Oui c’est vrai ça… Comment je vais faire ?

J’ai choisi d’établir l’ordre des priorités et cette méthode a fonctionné…
Priorité une: arrêter de fumer ! Mon boulot ? J’étais en période d’essai… Il ne m’ont pas gardée… Ok, pas de problème du coup, la solution était de rentrer près de ma famille qui vivait à 300km de moi… Être mieux entourée c’est primordial pour vivre une grossesse sereine malgré la situation. Me revoici donc dans ma ville natale !
Ma priorité numéro deux était de nous construire un nid douillet. J’ai frappé à toutes les portes pour le trouver, sans emploi et enceinte ce ne fût pas facile, mais le hasard qui fait toujours bien les choses a mis sur ma route une maman solo directrice d’une antenne de logements sociaux qui m’a prise sous son aile. Le lendemain je visitais mon futur logement !

À chaque jour suffit sa peine et aujourd’hui encore je fonctionne comme cela sinon je suis vite submergée et apeurée… La peur oui.

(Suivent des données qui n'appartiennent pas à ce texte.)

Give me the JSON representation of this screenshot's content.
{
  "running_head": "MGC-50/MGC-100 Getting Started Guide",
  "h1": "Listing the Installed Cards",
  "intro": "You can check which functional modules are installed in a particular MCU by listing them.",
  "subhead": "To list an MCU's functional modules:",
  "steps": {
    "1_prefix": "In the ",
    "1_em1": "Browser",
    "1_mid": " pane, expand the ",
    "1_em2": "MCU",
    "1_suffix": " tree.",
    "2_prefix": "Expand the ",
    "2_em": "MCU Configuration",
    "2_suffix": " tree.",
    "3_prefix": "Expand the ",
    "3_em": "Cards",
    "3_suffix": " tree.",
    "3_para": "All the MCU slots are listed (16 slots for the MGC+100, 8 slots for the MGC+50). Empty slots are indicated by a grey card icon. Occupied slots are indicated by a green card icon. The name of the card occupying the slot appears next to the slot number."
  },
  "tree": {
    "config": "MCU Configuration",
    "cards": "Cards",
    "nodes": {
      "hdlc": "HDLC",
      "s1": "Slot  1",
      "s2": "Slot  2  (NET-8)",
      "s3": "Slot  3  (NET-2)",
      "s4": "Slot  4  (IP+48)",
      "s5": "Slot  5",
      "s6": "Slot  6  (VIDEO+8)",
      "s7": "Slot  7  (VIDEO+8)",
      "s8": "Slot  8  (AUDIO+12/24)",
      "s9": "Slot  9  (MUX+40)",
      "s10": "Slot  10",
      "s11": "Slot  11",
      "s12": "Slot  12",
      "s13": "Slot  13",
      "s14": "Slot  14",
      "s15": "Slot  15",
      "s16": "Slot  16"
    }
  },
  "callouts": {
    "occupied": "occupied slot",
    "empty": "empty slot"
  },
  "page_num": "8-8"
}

De l’avenir, ne plus pouvoir subvenir au besoins de mon enfant, de ne pas réussir à lui épargner la douleur de ne pas avoir son papa… Moi non plus je n’ai pas le mien… Je connais cette douleur.

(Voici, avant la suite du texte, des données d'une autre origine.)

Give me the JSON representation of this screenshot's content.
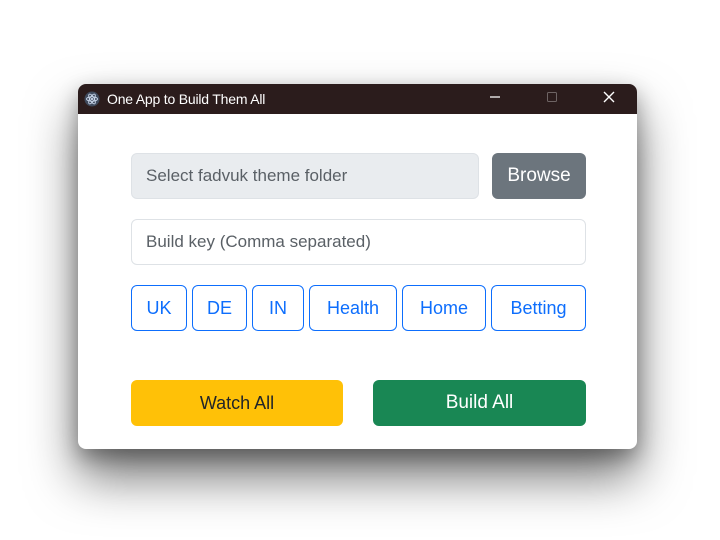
{
  "window": {
    "title": "One App to Build Them All",
    "app_icon": "electron-atom-icon",
    "controls": {
      "minimize": "minimize-icon",
      "maximize": "maximize-icon",
      "close": "close-icon"
    }
  },
  "folder": {
    "placeholder": "Select fadvuk theme folder",
    "value": "",
    "browse_label": "Browse"
  },
  "build_key": {
    "placeholder": "Build key (Comma separated)",
    "value": ""
  },
  "tags": [
    {
      "label": "UK"
    },
    {
      "label": "DE"
    },
    {
      "label": "IN"
    },
    {
      "label": "Health"
    },
    {
      "label": "Home"
    },
    {
      "label": "Betting"
    }
  ],
  "actions": {
    "watch_label": "Watch All",
    "build_label": "Build All"
  },
  "colors": {
    "titlebar": "#2b1c1c",
    "secondary": "#6c757d",
    "primary": "#0d6efd",
    "warning": "#ffc107",
    "success": "#198754"
  }
}
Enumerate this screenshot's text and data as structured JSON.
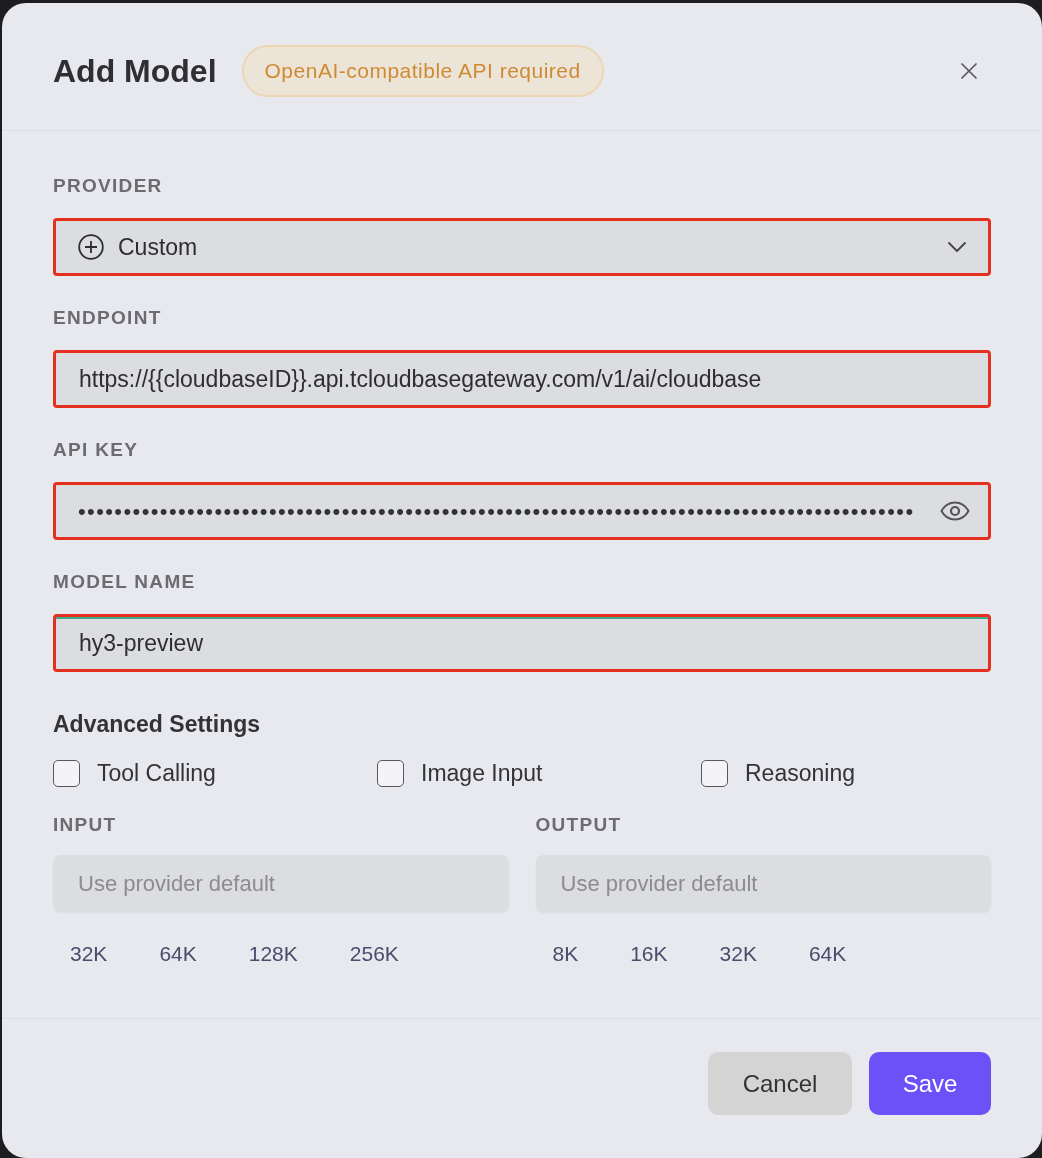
{
  "dialog": {
    "title": "Add Model",
    "badge": "OpenAI-compatible API required"
  },
  "fields": [
    {
      "label": "PROVIDER",
      "kind": "select",
      "value": "Custom",
      "highlighted": true,
      "focused": false
    },
    {
      "label": "ENDPOINT",
      "kind": "text",
      "value": "https://{{cloudbaseID}}.api.tcloudbasegateway.com/v1/ai/cloudbase",
      "highlighted": true,
      "focused": false
    },
    {
      "label": "API KEY",
      "kind": "password",
      "value": "••••••••••••••••••••••••••••••••••••••••••••••••••••••••••••••••••••••••••••••••••••••••••••",
      "highlighted": true,
      "focused": false
    },
    {
      "label": "MODEL NAME",
      "kind": "text",
      "value": "hy3-preview",
      "highlighted": true,
      "focused": true
    }
  ],
  "advanced_settings": {
    "title": "Advanced Settings",
    "options": [
      {
        "label": "Tool Calling",
        "checked": false
      },
      {
        "label": "Image Input",
        "checked": false
      },
      {
        "label": "Reasoning",
        "checked": false
      }
    ],
    "limits": [
      {
        "label": "INPUT",
        "placeholder": "Use provider default",
        "presets": [
          "32K",
          "64K",
          "128K",
          "256K"
        ]
      },
      {
        "label": "OUTPUT",
        "placeholder": "Use provider default",
        "presets": [
          "8K",
          "16K",
          "32K",
          "64K"
        ]
      }
    ]
  },
  "buttons": [
    {
      "label": "Cancel",
      "kind": "secondary"
    },
    {
      "label": "Save",
      "kind": "primary"
    }
  ]
}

Gabin est arrivé dans ma vie en 24h de douleurs intenses pour me faire oublier 33 ans d’une autre forme de douleurs. Je me suis sentie accomplie et parfaitement heureuse ! Je le ressens encore ! Peu de gens sont venus à la clinique. J’ai vu qui était là pour nous et j’ai appris a faire le tri pour ne pas exposer Gabin aux déceptions. Notre vie a suivi son cours remplie de notre amour mutuel… Mais avec peu de relais, on s’oublie vite… Parfois c’est usant et on est sur les nerfs, d’où l’importance d’être bien entourée.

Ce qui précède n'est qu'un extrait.